Zillow Files for IPO to Raise $57 Million

Seattle-based Zillow.com, a real estate information site, has filed its initial paperwork indicating that it is seeking to raise $57 million in an initial public offering.

The filing is a little surprising. While it was rumored that the company was talking to bankers, its nearest privately held competitor, Trulia, has been more vocal about its plans for an IPO, and presumably would have been the first to file.

In addition to Trulia, Zillow also competes against other start-ups and with Realtor.com, which is operated by publicly held Move.

In today’s filing with the SEC, Zillow discloses that it has seen significant revenue growth over the past three years. In 2010, its revenues totaled $30.5 million, jumping 74 percent over the previous year when it recorded revenues of $17.5 million.

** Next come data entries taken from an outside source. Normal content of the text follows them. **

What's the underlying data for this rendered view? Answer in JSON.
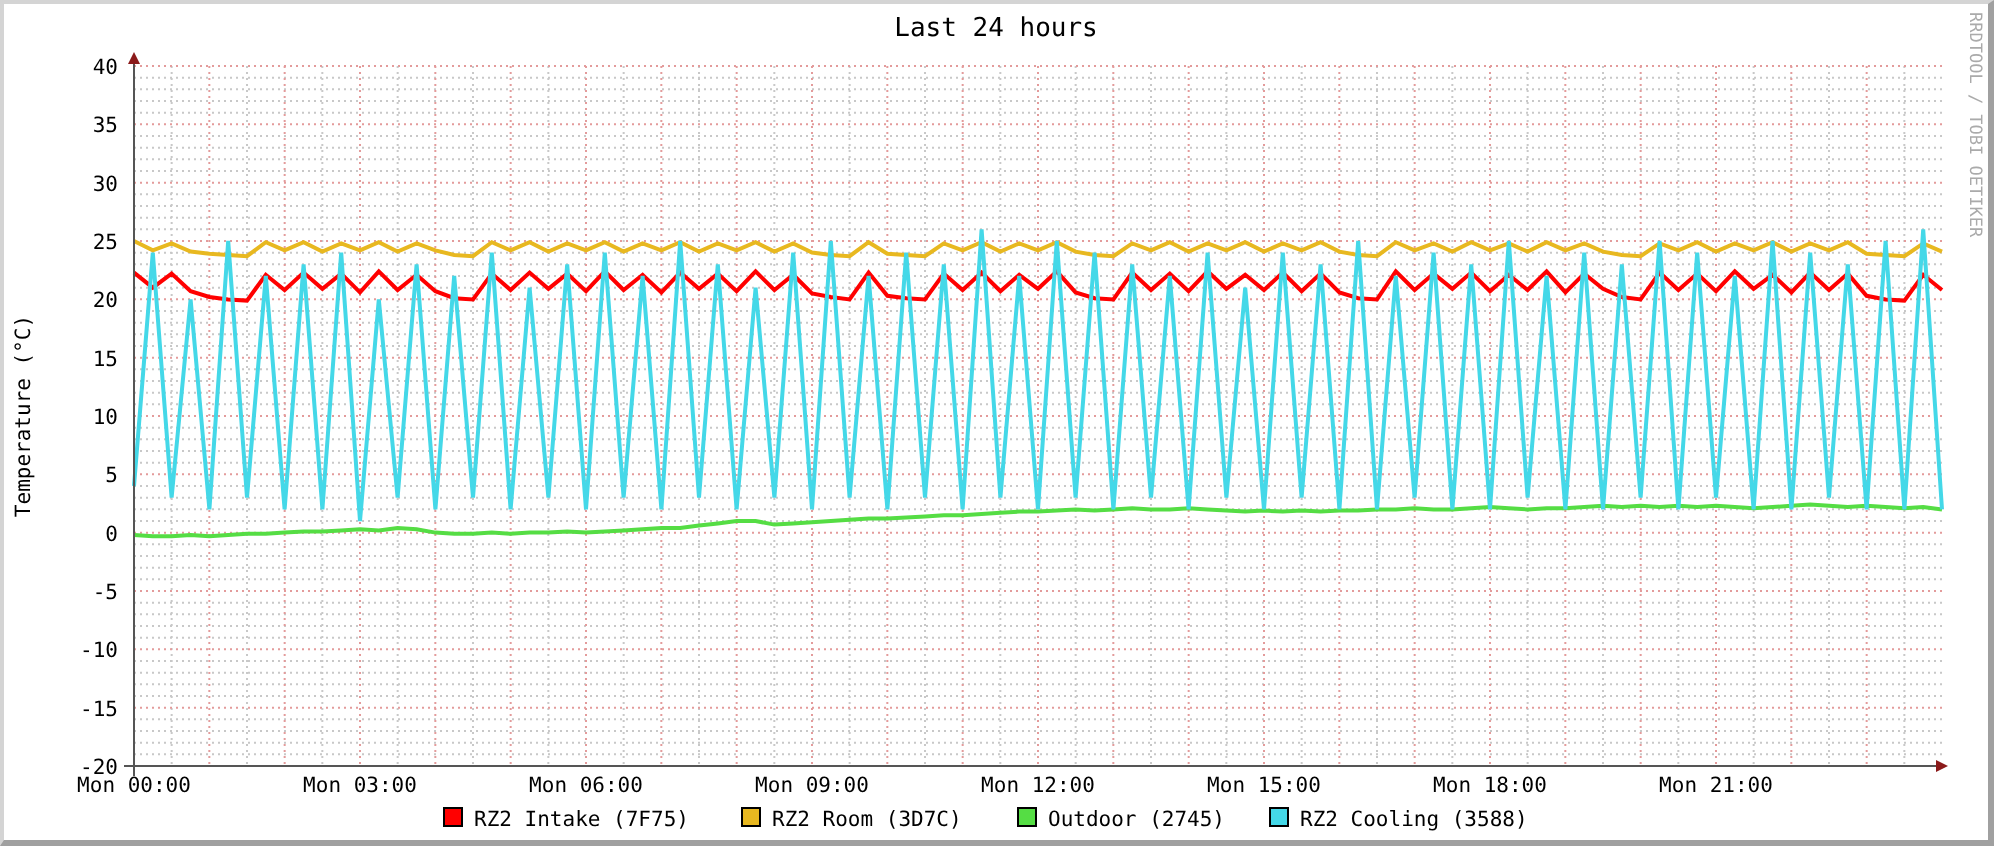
{
  "watermark": "RRDTOOL / TOBI OETIKER",
  "chart_data": {
    "type": "line",
    "title": "Last 24 hours",
    "ylabel": "Temperature (°C)",
    "ylim": [
      -20,
      40
    ],
    "grid": true,
    "legend": true,
    "categories": [
      "Mon 00:00",
      null,
      null,
      null,
      null,
      null,
      null,
      null,
      null,
      null,
      null,
      null,
      "Mon 03:00",
      null,
      null,
      null,
      null,
      null,
      null,
      null,
      null,
      null,
      null,
      null,
      "Mon 06:00",
      null,
      null,
      null,
      null,
      null,
      null,
      null,
      null,
      null,
      null,
      null,
      "Mon 09:00",
      null,
      null,
      null,
      null,
      null,
      null,
      null,
      null,
      null,
      null,
      null,
      "Mon 12:00",
      null,
      null,
      null,
      null,
      null,
      null,
      null,
      null,
      null,
      null,
      null,
      "Mon 15:00",
      null,
      null,
      null,
      null,
      null,
      null,
      null,
      null,
      null,
      null,
      null,
      "Mon 18:00",
      null,
      null,
      null,
      null,
      null,
      null,
      null,
      null,
      null,
      null,
      null,
      "Mon 21:00",
      null,
      null,
      null,
      null,
      null,
      null,
      null,
      null,
      null,
      null,
      null,
      null
    ],
    "yticks": [
      -20,
      -15,
      -10,
      -5,
      0,
      5,
      10,
      15,
      20,
      25,
      30,
      35,
      40
    ],
    "series": [
      {
        "name": "RZ2 Intake (7F75)",
        "color": "#ff0000",
        "values": [
          22.3,
          21.0,
          22.2,
          20.7,
          20.2,
          20.0,
          19.9,
          22.1,
          20.8,
          22.3,
          20.9,
          22.2,
          20.6,
          22.4,
          20.8,
          22.1,
          20.7,
          20.1,
          20.0,
          22.2,
          20.8,
          22.3,
          20.9,
          22.2,
          20.7,
          22.4,
          20.8,
          22.1,
          20.6,
          22.3,
          20.9,
          22.2,
          20.7,
          22.4,
          20.8,
          22.1,
          20.5,
          20.2,
          20.0,
          22.3,
          20.3,
          20.1,
          20.0,
          22.2,
          20.8,
          22.3,
          20.7,
          22.1,
          20.9,
          22.4,
          20.6,
          20.1,
          20.0,
          22.3,
          20.8,
          22.2,
          20.7,
          22.4,
          20.9,
          22.1,
          20.8,
          22.3,
          20.7,
          22.2,
          20.6,
          20.1,
          20.0,
          22.4,
          20.8,
          22.2,
          20.9,
          22.3,
          20.7,
          22.1,
          20.8,
          22.4,
          20.6,
          22.2,
          20.9,
          20.2,
          20.0,
          22.3,
          20.8,
          22.2,
          20.7,
          22.4,
          20.9,
          22.1,
          20.6,
          22.3,
          20.8,
          22.2,
          20.3,
          20.0,
          19.9,
          22.1,
          20.8
        ]
      },
      {
        "name": "RZ2 Room (3D7C)",
        "color": "#e8b820",
        "values": [
          25.0,
          24.2,
          24.8,
          24.1,
          23.9,
          23.8,
          23.7,
          24.9,
          24.2,
          24.9,
          24.1,
          24.8,
          24.2,
          24.9,
          24.1,
          24.8,
          24.2,
          23.8,
          23.7,
          24.9,
          24.2,
          24.9,
          24.1,
          24.8,
          24.2,
          24.9,
          24.1,
          24.8,
          24.2,
          24.9,
          24.1,
          24.8,
          24.2,
          24.9,
          24.1,
          24.8,
          24.0,
          23.8,
          23.7,
          24.9,
          23.9,
          23.8,
          23.7,
          24.8,
          24.2,
          24.9,
          24.1,
          24.8,
          24.2,
          24.9,
          24.1,
          23.8,
          23.7,
          24.8,
          24.2,
          24.9,
          24.1,
          24.8,
          24.2,
          24.9,
          24.1,
          24.8,
          24.2,
          24.9,
          24.1,
          23.8,
          23.7,
          24.9,
          24.2,
          24.8,
          24.1,
          24.9,
          24.2,
          24.8,
          24.1,
          24.9,
          24.2,
          24.8,
          24.1,
          23.8,
          23.7,
          24.8,
          24.2,
          24.9,
          24.1,
          24.8,
          24.2,
          24.9,
          24.1,
          24.8,
          24.2,
          24.9,
          23.9,
          23.8,
          23.7,
          24.8,
          24.1
        ]
      },
      {
        "name": "Outdoor (2745)",
        "color": "#55dd44",
        "values": [
          -0.2,
          -0.3,
          -0.3,
          -0.2,
          -0.3,
          -0.2,
          -0.1,
          -0.1,
          0.0,
          0.1,
          0.1,
          0.2,
          0.3,
          0.2,
          0.4,
          0.3,
          0.0,
          -0.1,
          -0.1,
          0.0,
          -0.1,
          0.0,
          0.0,
          0.1,
          0.0,
          0.1,
          0.2,
          0.3,
          0.4,
          0.4,
          0.6,
          0.8,
          1.0,
          1.0,
          0.7,
          0.8,
          0.9,
          1.0,
          1.1,
          1.2,
          1.2,
          1.3,
          1.4,
          1.5,
          1.5,
          1.6,
          1.7,
          1.8,
          1.8,
          1.9,
          2.0,
          1.9,
          2.0,
          2.1,
          2.0,
          2.0,
          2.1,
          2.0,
          1.9,
          1.8,
          1.9,
          1.8,
          1.9,
          1.8,
          1.9,
          1.9,
          2.0,
          2.0,
          2.1,
          2.0,
          2.0,
          2.1,
          2.2,
          2.1,
          2.0,
          2.1,
          2.1,
          2.2,
          2.3,
          2.2,
          2.3,
          2.2,
          2.3,
          2.2,
          2.3,
          2.2,
          2.1,
          2.2,
          2.3,
          2.4,
          2.3,
          2.2,
          2.3,
          2.2,
          2.1,
          2.2,
          2.0
        ]
      },
      {
        "name": "RZ2 Cooling (3588)",
        "color": "#44d8e8",
        "values": [
          4,
          24,
          3,
          20,
          2,
          25,
          3,
          22,
          2,
          23,
          2,
          24,
          1,
          20,
          3,
          23,
          2,
          22,
          3,
          24,
          2,
          21,
          3,
          23,
          2,
          24,
          3,
          22,
          2,
          25,
          3,
          23,
          2,
          21,
          3,
          24,
          2,
          25,
          3,
          22,
          2,
          24,
          3,
          23,
          2,
          26,
          3,
          22,
          2,
          25,
          3,
          24,
          2,
          23,
          3,
          22,
          2,
          24,
          3,
          21,
          2,
          24,
          3,
          23,
          2,
          25,
          2,
          22,
          3,
          24,
          2,
          23,
          2,
          25,
          3,
          22,
          2,
          24,
          2,
          23,
          3,
          25,
          2,
          24,
          3,
          22,
          2,
          25,
          2,
          24,
          3,
          23,
          2,
          25,
          2,
          26,
          2
        ]
      }
    ]
  }
}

However, the company’s losses continue to add up.

In 2010, it recorded a net loss of $6.8 million, narrowing significantly from the previous year when it recorded a loss of $12.9 million.

Zillow’s filing represents the latest in a string of Internet companies that have filed to go public. Also on the list is HomeAway, Pandora and LinkedIn.

Zillow’s prospectus is being underwritten by Citi, Allen & Company, Needham & Company, ThinkEquity and First Washington Corp.

The company said it had an average of 12.7 million unique users in the last three months of 2010, representing a 66 percent increase.

According to Hitwise, the top-visited real estate websites in March were Realtor.com with 6.5 percent market share, followed by Yahoo! Real Estate and Zillow.com, with 6.04 percent and 5.36 percent respectively. Trulia was listed fourth with 4.63 percent market share.

In addition to the funds it plans to raise from the IPO, it has received committments from Technology Crossover Ventures and PAR Investment Partners to purchase a total of $5.5 million in common stock at the same share price as the IPO.

Both the cash raised from the IPO and from the private placement will be used for general corporate purposes, including working capital, sales and marketing activities, general and administrative matters and capital expenditures. It may also use a portion for acquisitions.

The biggest shareholders in the company is Founder Richard Barton who holds 31.3 percent; Vice Chairman and President Lloyd Frink with 30.4 percent; Benchmark Capital with 19 percent and Technology Crossover Ventures with 29.9 percent.